La biologa Lynn Margulis ha verificato che abbiamo lo spirito di cooperazione già inscritto nelle nostre cellule. Le moderne ricerche dimostrano che gli organismi sopravvivono attraverso processi di simbiosi e dialleanza. Le specie complesse si sono evolute non distruggendosi a vicenda ma mettendo insieme i rispettivi caratteri. Il ritorno a forme sociali primordiali dunque non è un atteggiamento retrogrado e oscurantista, ma un istintivo “ritorno a casa”, a madre natura. In questo abbraccio cosmico di figliol prodigo il moderno nomade trova l’energia collettiva, l’impulso per dinamicizzare l’esistente sotto il segno di una ritrovata solidarietà, in cui ciascuno si sente legato agli altri da una comune speranza o quantomeno da un comune destino. Da questa empatia col tutto nasce una nuova filosofia del vivere. E senza scadere, è importante ribadirlo, nelle più sfruttate formule di salvezza e di “comunione” New Age.
La nuova scala di valori che nel frattempo si viene delineando è un omaggio alla sensibilità femminile. Qualità delle relazioni, protezione della vita, intuitività, armonia con la natura, attenzione al corpo, rispetto dei ritmi biologici, affettività: sono questi gli elementi su cui si stanno iniziando a costruire le basi per un nuovo ethos. Quasi una citazione simbolica del tempo delle dee e del matriarcato, nel momento in cui espressioni maschili quali l’autorità, il senso di conquista, l’affermazione sono in netto declino. Se ci sono valori, poi, che si vorrebbe ardentemente recuperare dalla cultura nomade del passato, questi sono il culto dell’ospitalità e l’onore della “parola data”.

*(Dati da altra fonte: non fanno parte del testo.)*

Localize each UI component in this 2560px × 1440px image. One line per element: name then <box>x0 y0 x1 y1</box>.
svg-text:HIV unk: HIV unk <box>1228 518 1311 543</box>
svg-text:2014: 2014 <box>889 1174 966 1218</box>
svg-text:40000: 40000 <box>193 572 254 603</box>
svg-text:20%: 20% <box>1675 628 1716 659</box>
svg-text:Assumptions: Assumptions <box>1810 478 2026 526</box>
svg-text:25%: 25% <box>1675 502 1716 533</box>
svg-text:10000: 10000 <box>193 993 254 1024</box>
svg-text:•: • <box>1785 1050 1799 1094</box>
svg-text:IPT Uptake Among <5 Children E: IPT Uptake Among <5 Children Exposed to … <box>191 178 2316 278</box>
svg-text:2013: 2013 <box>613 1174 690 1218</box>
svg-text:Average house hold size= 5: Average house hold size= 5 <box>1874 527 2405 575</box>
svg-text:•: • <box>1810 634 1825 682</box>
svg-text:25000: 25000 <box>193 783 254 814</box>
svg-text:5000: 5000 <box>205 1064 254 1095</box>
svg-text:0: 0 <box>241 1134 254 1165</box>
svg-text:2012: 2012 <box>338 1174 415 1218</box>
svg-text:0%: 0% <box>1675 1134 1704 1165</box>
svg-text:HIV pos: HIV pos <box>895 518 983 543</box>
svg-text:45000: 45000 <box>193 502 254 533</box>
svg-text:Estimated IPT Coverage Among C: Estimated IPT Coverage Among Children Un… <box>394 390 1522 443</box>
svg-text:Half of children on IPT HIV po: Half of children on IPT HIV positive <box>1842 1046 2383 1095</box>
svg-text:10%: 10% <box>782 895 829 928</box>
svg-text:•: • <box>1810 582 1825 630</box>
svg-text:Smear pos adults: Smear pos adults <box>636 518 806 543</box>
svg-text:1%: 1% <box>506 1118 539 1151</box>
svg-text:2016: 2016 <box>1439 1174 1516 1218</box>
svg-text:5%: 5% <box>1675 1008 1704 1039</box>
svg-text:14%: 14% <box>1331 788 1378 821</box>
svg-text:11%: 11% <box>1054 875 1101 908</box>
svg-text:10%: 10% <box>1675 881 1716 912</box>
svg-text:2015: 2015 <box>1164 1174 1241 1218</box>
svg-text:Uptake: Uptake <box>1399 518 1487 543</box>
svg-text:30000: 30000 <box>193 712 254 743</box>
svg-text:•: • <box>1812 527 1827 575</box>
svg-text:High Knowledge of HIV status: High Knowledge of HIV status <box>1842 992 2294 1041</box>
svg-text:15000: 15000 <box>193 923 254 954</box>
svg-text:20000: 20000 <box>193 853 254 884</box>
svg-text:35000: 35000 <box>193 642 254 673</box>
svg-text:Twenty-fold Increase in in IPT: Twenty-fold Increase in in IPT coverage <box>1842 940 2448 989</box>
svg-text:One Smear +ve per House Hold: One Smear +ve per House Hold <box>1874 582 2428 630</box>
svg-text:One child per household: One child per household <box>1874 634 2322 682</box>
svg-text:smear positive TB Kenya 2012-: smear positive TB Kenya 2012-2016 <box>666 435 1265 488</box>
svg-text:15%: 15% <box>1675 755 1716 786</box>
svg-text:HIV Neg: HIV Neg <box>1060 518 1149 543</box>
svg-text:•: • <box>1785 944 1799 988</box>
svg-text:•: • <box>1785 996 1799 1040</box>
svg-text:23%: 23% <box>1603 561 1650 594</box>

È importante sottolineare che quando si parla di cura del corpo si parla di recupero della dimensione corporea. Niente a che vedere con le maniacali pratiche che, sul finire del millennio, esaltano il concetto di fitness: questo benessere del corpo idealizzato e omogeneizzato in formule standard. No, qui abbiamo il corpo come mezzo per accedere a una perduta primordialità sensoriale, per entrare in un flusso che rompa le barriere tra interno ed esterno, tra realtà percepita e realtà immaginata. Forse siamo allo Zen. Quello che è certo è che il ritorno alle origini, a madre natura, oggi non può essere che un atteggiamento puramente simbolico, che però aiuta a comprendere e interiorizzare un passaggio significativo. Se un tempo, in una mitizzata età dell’oro, il corpo svolse la funzione di mediatore tra uomo e natura, oggi quello stesso corpo funge da permeabile strumento di contatto tra uomo e macchine evolute, in un indistinto mélange di reale e immaginario, di naturale e artificiale. Siamo al “corpo comunitario e cosmico” esaltato da Umberto Galimberti, al “corpo multiplo e collettivo” propugnato da Luther Blisset, al “corpo disseminato nelle reti” di Antonio Caronia.
La riscoperta della fisicità come valore avviene, paradossalmente, proprio nel momento in cui le nuove tecnologie riproduttive – in particolar modo la riproduzione artificiale – spezzano il legame più profondo tra la donna e il suo corpo. Crolla così anche l’ultima prigione culturale (peraltro già incrinata dalle operazioni chirurgiche sui transgender): l’identità sessuale. Forse è arrivato il tempo di celebrare la nascita del cyborg, amichevole essere ibrido, misto di corpo e di macchina; figura comunicativa e interattiva per eccellenza, capace di fondere in sé gli opposti, umano/meccanico, natura/cultura, maschile/femminile.